AT FULL GALLOP (Krzysztof Zanussi, 1996)

January 15, 2008

Krzysztof Zanussi’s autobiographical Cwal centers on Hubert, a young teenager in the country. When his father defects to the West, Hubert’s mother is summoned to an interrogation. The familiar way this scene would be shot would have the pair anxiously waiting for their turn to enter the Party official’s office. Zanussi upsets our expectation. Someone else, his face bloodied, sits briefly outside the office on a bench before being forcibly led away; mother and son already, we see, are inside the office. This film will be full of recollected detail, but it won’t be sentimental; the stroke of objectivity that Zanussi achieves with this brutalized stranger foretells why Hubert’s mother arranges to hide her son, sending him to live with his Aunt Ida in Warsaw. “He doesn’t care for Poland anymore,” the Communist says, referring to Hubert’s father. “He fought for Poland,” the woman counters. “Yes,” the official notes, “but not for our Poland.”
     Hubert and his aunt share a love of horses and of riding. One day their riding group is assaulted by boys with stones. “Bolshevik scum!” she calls out—regrettably in official earshot. Later she chides herself: “Why did I say that? Landowners ride horses, too.” Ida’s ability to manipulate authorities into believing she is compliant will now be complicated by her need to protect her nephew at all cost.
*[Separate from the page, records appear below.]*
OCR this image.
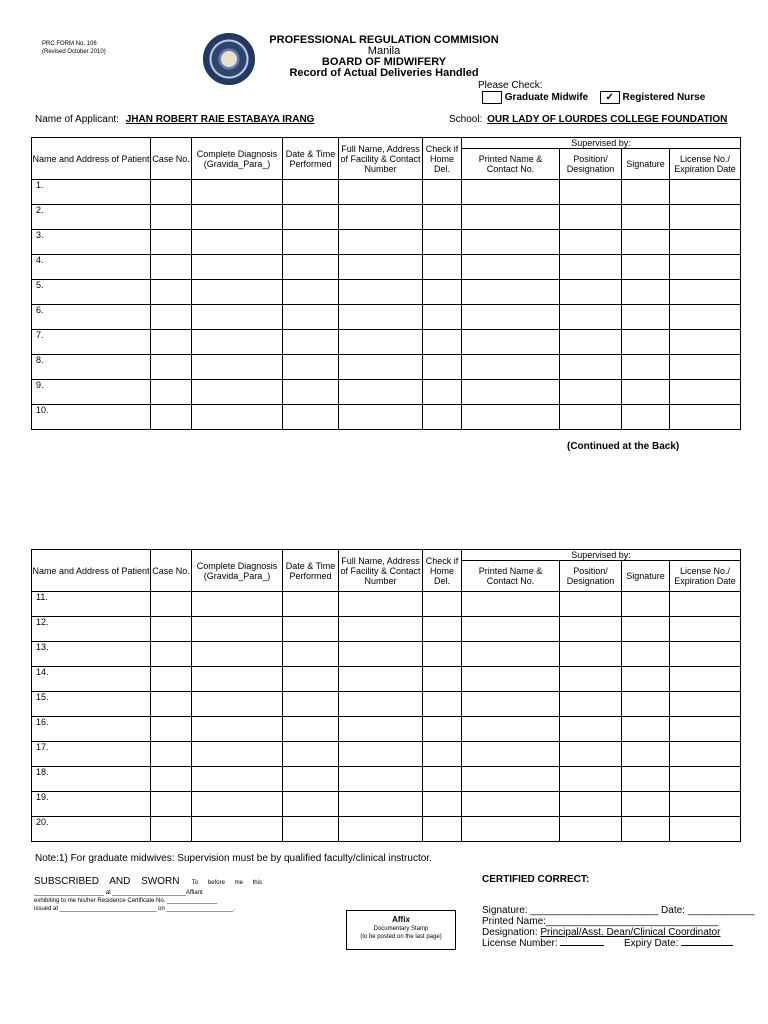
PRC FORM No. 106
(Revised October 2010)
PROFESSIONAL REGULATION COMMISION
Manila
BOARD OF MIDWIFERY
Record of Actual Deliveries Handled
Please Check:
Graduate Midwife ✓ Registered Nurse
Name of Applicant: JHAN ROBERT RAIE ESTABAYA IRANG	School: OUR LADY OF LOURDES COLLEGE FOUNDATION
Name and Address of Patient	Case No.	Complete Diagnosis (Gravida_Para_)	Date & Time Performed	Full Name, Address of Facility & Contact Number	Check if Home Del.	Supervised by:			
						Printed Name & Contact No.	Position/ Designation	Signature	License No./ Expiration Date
1.									
2.									
3.									
4.									
5.									
6.									
7.									
8.									
9.									
10.									
(Continued at the Back)
Name and Address of Patient	Case No.	Complete Diagnosis (Gravida_Para_)	Date & Time Performed	Full Name, Address of Facility & Contact Number	Check if Home Del.	Supervised by:			
						Printed Name & Contact No.	Position/ Designation	Signature	License No./ Expiration Date
11.									
12.									
13.									
14.									
15.									
16.									
17.									
18.									
19.									
20.									
Note:1) For graduate midwives: Supervision must be by qualified faculty/clinical instructor.
SUBSCRIBED AND SWORN To before me this
_____________________ at ______________________Affiant
exhibiting to me his/her Residence Certificate No. _______________
issued at _____________________________ on ____________________.
Affix
Documentary Stamp
(to be posted on the last page)
CERTIFIED CORRECT:
Signature: _______________________ Date: ____________
Printed Name:_______________________________
Designation: Principal/Asst. Dean/Clinical Coordinator
License Number:	Expiry Date:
     I have been slow to realize how fine a film this is, perhaps because I tend to recoil at bourgeoisism. Who cares whether Ida can have access to horses and can openly ride? But one is entitled to one’s harmless, trivial pleasures. Freedom is valuable not just when it is writ large. This robust person is entitled to be herself. Maja Komorowska (best actress, Polish Film Festival) gives an extraordinary performance.